2. L’objet de cet article : les savoirs disciplinaires et
curriculaires
Il
est plus facile d'affirmer qu'il existe une base de connaissances en
enseignement que d'en démontrer la nature et la structure. C’est pourquoi, nous
nous sommes attardés à en déterminer à la fois les contours et le contenu. Pour
ce faire, nous nous sommes notamment appuyés sur les travaux de Tardif,
Lessard, Lahaye (1991) qui avancent l'hypothèse que l'enseignant ne possède pas
un savoir unique mais qu'il mobilise plusieurs types de savoir simultanément
dans sa classe. Il est ainsi possible de concevoir l'enseignement comme la mise
en action différents savoirs composant une sorte de réservoir (Gauthier et al., 1997) dans lequel l'enseignant
puise pour répondre à certaines demandes précises de sa situation concrète
d'enseignement.
Ainsi, nous avons identifié dans des travaux
antérieurs plusieurs types de savoirs possédés et mobilisés par l’enseignant
(Gauthier et al, 1997; Martineau et al, 1995; Martineau, 1996).
Compte-tenu de l’espace dont nous disposons, nous ne faisons ici que les
énumerer : le savoir de culture générale (qui ne porte pas sur l’éducation mais
qui peut être mobilisé dans l’enseignement), le savoir de la tradition
pédagogique (plus ou moins tacite et basé sur une tradition transmise dans les
milieux d’enseignement); le savoir d'expérience (acquis et développé par
l’enseignant tout au long de sa carrière professionnelle); le savoir d'action
pédagogique (le savoir d’expérience des enseignants analysé et formalisé par la
recherche sur et pour l’enseignement); le savoir des sciences de l’éducation
(le savoir des disciplines contributrices); le savoir disciplinaire et savoir
curriculaire.

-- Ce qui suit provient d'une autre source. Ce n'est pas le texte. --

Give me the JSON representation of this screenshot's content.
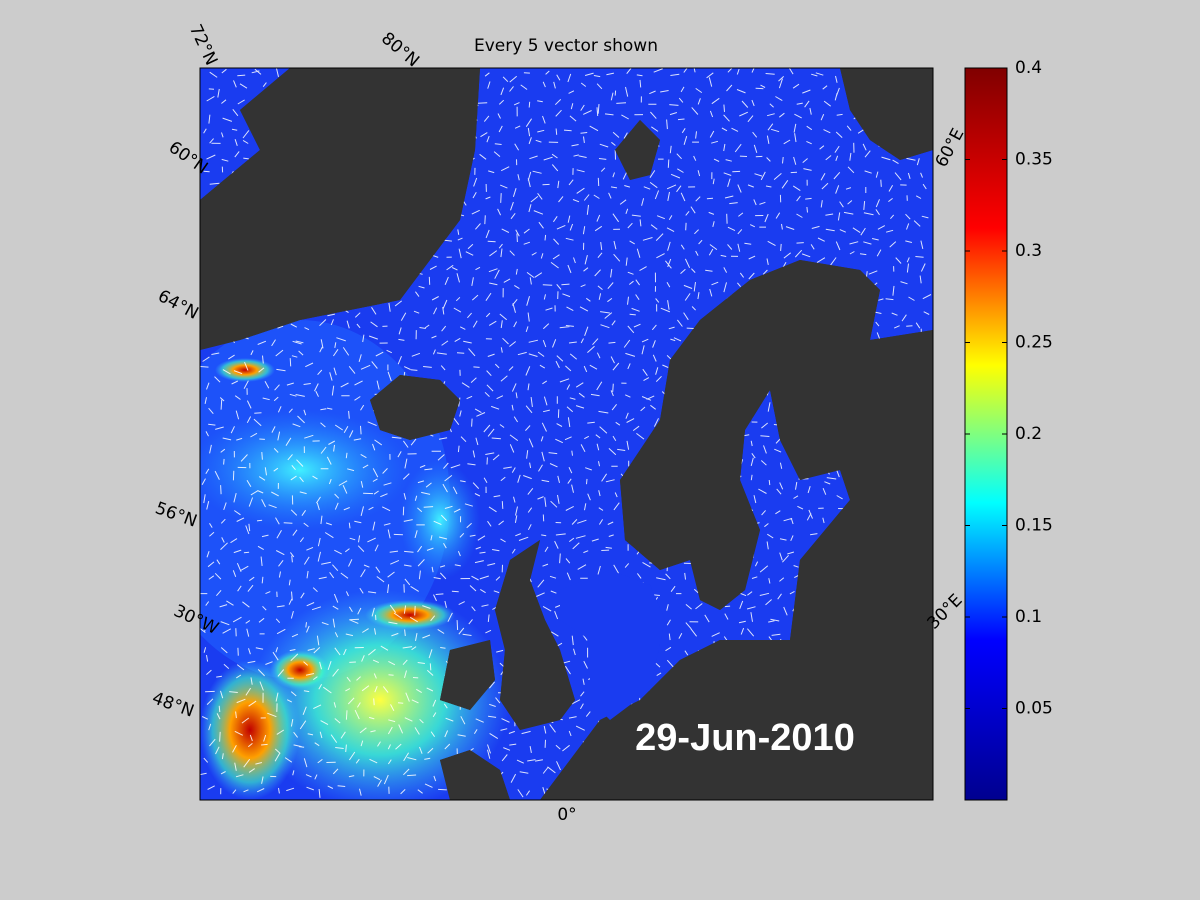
{
  "title": "Every 5 vector shown",
  "date": "29-Jun-2010",
  "graticule_labels": [
    "72°N",
    "80°N",
    "60°N",
    "64°N",
    "56°N",
    "30°W",
    "48°N",
    "0°",
    "30°E",
    "60°E"
  ],
  "colorbar": {
    "lim": [
      0,
      0.4
    ],
    "ticks": [
      0.05,
      0.1,
      0.15,
      0.2,
      0.25,
      0.3,
      0.35,
      0.4
    ],
    "colormap": [
      "#00008f",
      "#0000ff",
      "#00ffff",
      "#ffff00",
      "#ff0000",
      "#800000"
    ]
  },
  "land_color": "#333333",
  "vector_color": "#ffffff"
}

Étant donné que cet article porte sur ces deux derniers types de
savoir, nous en offrons ci-après une description un peu plus complète.
Le savoir disciplinaire réfère aux savoirs produits par les
chercheurs et savants dans les diverses disciplines scientifiques, à leur
production de connaissances au sujet du monde.
L'enseignant ne produit pas du savoir disciplinaire mais, pour
enseigner, il interprète le savoir produit par ces chercheurs. En effet,
enseigner nécessite une connaissance du contenu à transmettre puisqu'on ne peut
évidemment enseigner quelque chose si on n'en maîtrise pas le contenu.
Cependant, lorsqu’on l'examine plus en profondeur, l'expression «connaître sa
matière» peut prendre plus d'une signification. Que veut-on dire par «connaître
sa matière» pour un enseignant en contexte réel d'enseignement ? Est-ce que la connaissance de la matière de
l’enseignant en chimie diffère de celle du chimiste ? Dans quel sens la
connaissance de la matière exerce-t-elle une influence sur la pratique
enseignante et par conséquent sur l'apprentissage des élèves ?
Par ailleurs, une discipline n'est jamais enseignée
telle quelle. En réalité, elle fait l'objet de nombreuses transformations pour
devenir un curriculum. Le système scolaire sélectionne et organise ainsi
certains savoirs produits par les sciences. Ces savoir sont restructurés sous
la forme de programmes scolaires. Ces derniers sont produits par d'autres
acteurs que les enseignants, souvent des fonctionnaires de l'État ou des
spécialistes des diverses disciplines. L'enseignant connaît évidemment son
programme lequel constitue un autre savoir de son réservoir de connaissances :
le savoir curriculaire. C'est, en effet, le programme qui lui sert de guide
pour planifier, évaluer, etc. Cependant, tout comme pour le savoir
disciplinaire, existe-t-il une littérature empirique qui examine la nature du
savoir curriculaire des enseignants dans leur contexte réel d'enseignement ?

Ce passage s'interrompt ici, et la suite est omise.